Órgão ligado a ONU declara fome generalizada na Faixa de Gaza

Segundo o IPC, 514.00 pessoas sofrem com a fome no enclave palestino; Netanyahu contestou os dados.

A Classificação Integrada da Fase de Segurança Alimentar (IPC), principal autoridade mundial em crises alimentares e ligada à ONU, anunciou nesta sexta-feira (22) que a cidade de Gaza e áreas adjacentes estão oficialmente em situação de fome, com a previsão de que o problema se espalhe para outras regiões.

Segundo a análise, 514.000 pessoas, quase um quarto da população de Gaza, já enfrentam fome, número que deve chegar a 641.000 até o fim de setembro.

Entre os mais afetados, cerca de 280.000 pessoas vivem na região norte da Faixa de Gaza, incluindo a cidade de Gaza, que foi declarada em situação de fome após quase dois anos de intensificação militar israelense na região, motivada por um ataque terrorista do Hamas. O IPC prevê que as condições de fome se espalhem para as áreas centrais e sul, abrangendo Deir al-Balah e Khan Younis, até ao final do próximo mês.

É uma fome que poderia ser prevenida "caso tivessem nos permitido", lamentou o subsecretário-geral da ONU para Assuntos Humanitários, Tom Fletcher. "No entanto, os alimentos se acumularam nas fronteiras devido à obstrução sistemática por parte de Israel", acrescentou.

O relatório do IPC, que envolve 21 grupos de ajuda, agências da ONU e organizações regionais financiadas pela União Europeia, Alemanha, Reino Unido e Canadá, classificou a situação como fome com base em critérios que incluem pelo menos 20% da população afetada por extrema escassez de alimentos, um em cada três crianças com desnutrição aguda e duas mortes por 10.000 pessoas devido à fome ou doenças relacionadas.

O secretário-geral da ONU, António Guterres, qualificou a fome em Gaza como "um desastre provocado pelo homem, uma acusação moral e um fracasso da própria humanidade", pedindo cessar-fogo imediato, libertação de todos os reféns detidos pelo Hamas e acesso humanitário irrestrito. O chefe de direitos humanos da ONU, Volker Turk, alertou que mortes por fome podem configurar crime de guerra, acusação que Israel rejeita.

Kate Phillips-Barrasso, vice-presidente de políticas globais da agência Mercy Corps, destacou que o relatório do IPC não tem força legal. "Temos fotos, dados claros e agora essa avaliação, mas ainda não se traduziu na ação urgente necessária para evitar que as pessoas morram de fome", disse.

O controle do acesso a Gaza está concentrado nas mãos de Israel. O braço militar responsável pela supervisão da ajuda, COGAT, afirmou que o relatório ignorou dados israelenses sobre entregas de assistência e faz parte de uma campanha internacional contra Tel Aviv "O relatório do IPC não é apenas tendencioso, mas também serve à campanha de propaganda do Hamas”, declarou a agência.

Resposta de Netanyahu

O governo israelense contestou os resultados, qualificando o relatório como uma "mentira descarada" e acusando o IPC de utilizar dados parciais fornecidos principalmente pelo Hamas.
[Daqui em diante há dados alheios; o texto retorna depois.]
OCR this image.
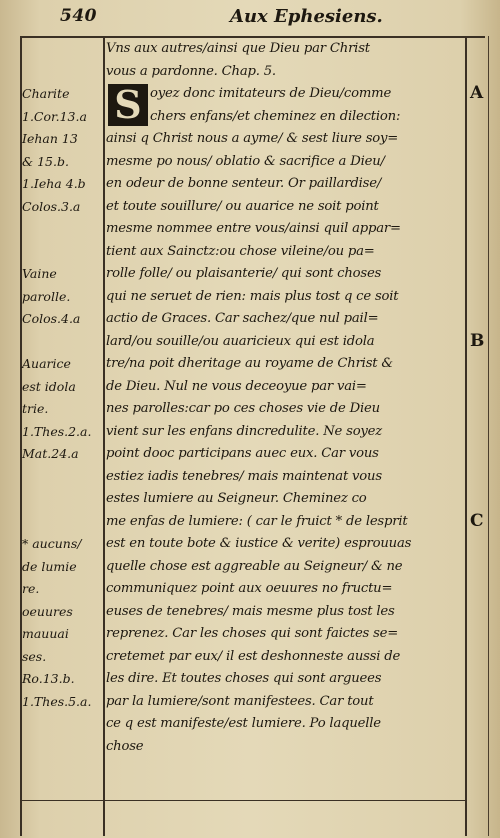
540	Aux Ephesiens.
Charite
1.Cor.13.a
Iehan 13
& 15.b.
1.Ieha 4.b
Colos.3.a
Vaine
parolle.
Colos.4.a
Auarice
est idola
trie.
1.Thes.2.a.
Mat.24.a
* aucuns/
de lumie
re.
oeuures
mauuai
ses.
Ro.13.b.
1.Thes.5.a.
A
B
C
S
Vns aux autres/ainsi que Dieu par Christ
vous a pardonne. Chap. 5.
oyez donc imitateurs de Dieu/comme
chers enfans/et cheminez en dilection:
ainsi q Christ nous a ayme/ & sest liure soy=
mesme po nous/ oblatio & sacrifice a Dieu/
en odeur de bonne senteur. Or paillardise/
et toute souillure/ ou auarice ne soit point
mesme nommee entre vous/ainsi quil appar=
tient aux Sainctz:ou chose vileine/ou pa=
rolle folle/ ou plaisanterie/ qui sont choses
qui ne seruet de rien: mais plus tost q ce soit
actio de Graces. Car sachez/que nul pail=
lard/ou souille/ou auaricieux qui est idola
tre/na poit dheritage au royame de Christ &
de Dieu. Nul ne vous deceoyue par vai=
nes parolles:car po ces choses vie de Dieu
vient sur les enfans dincredulite. Ne soyez
point dooc participans auec eux. Car vous
estiez iadis tenebres/ mais maintenat vous
estes lumiere au Seigneur. Cheminez co
me enfas de lumiere: ( car le fruict * de lesprit
est en toute bote & iustice & verite) esprouuas
quelle chose est aggreable au Seigneur/ & ne
communiquez point aux oeuures no fructu=
euses de tenebres/ mais mesme plus tost les
reprenez. Car les choses qui sont faictes se=
cretemet par eux/ il est deshonneste aussi de
les dire. Et toutes choses qui sont arguees
par la lumiere/sont manifestees. Car tout
ce q est manifeste/est lumiere. Po laquelle
chose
"Israel não tem uma política de fome. Israel tem uma política de prevenção da fome. Desde o início da guerra, Israel permitiu que 2 milhões de toneladas de ajuda entrassem na Faixa de Gaza, mais de uma tonelada de ajuda por pessoa", afirmou o primeiro-ministro Benjamin Netanyahu.

Reação mundial sobre Gaza

Em resposta diplomática, o Reino Unido classificou o relatório como "totalmente horrível" e a desvantagem de Israel permitir imediatamente o fornecimento irrestrito de alimentos, remédios e combustíveis. Canadá, Austrália e diversos países europeus também declararam que a crise humanitária atingiu "níveis inimagináveis".

Nos Estados Unidos, o presidente Donald Trump afirmou no mês passado que muitas pessoas em Gaza estavam morrendo de fome, divergindo de Netanyahu. A porta-voz do Departamento de Estado ressaltou que o Hamas "está promovendo sistematicamente uma narrativa falsa de fome em massa para pressionar Israel politicamente".

"O Governo dos EUA está focado em entregar ajuda ao povo de Gaza. Enfrentar esses desafios significa abordar honestamente os problemas pelo bem dos residentes de Gaza, que merecem melhor, e não se prendem à semântica", disse o porta-voz.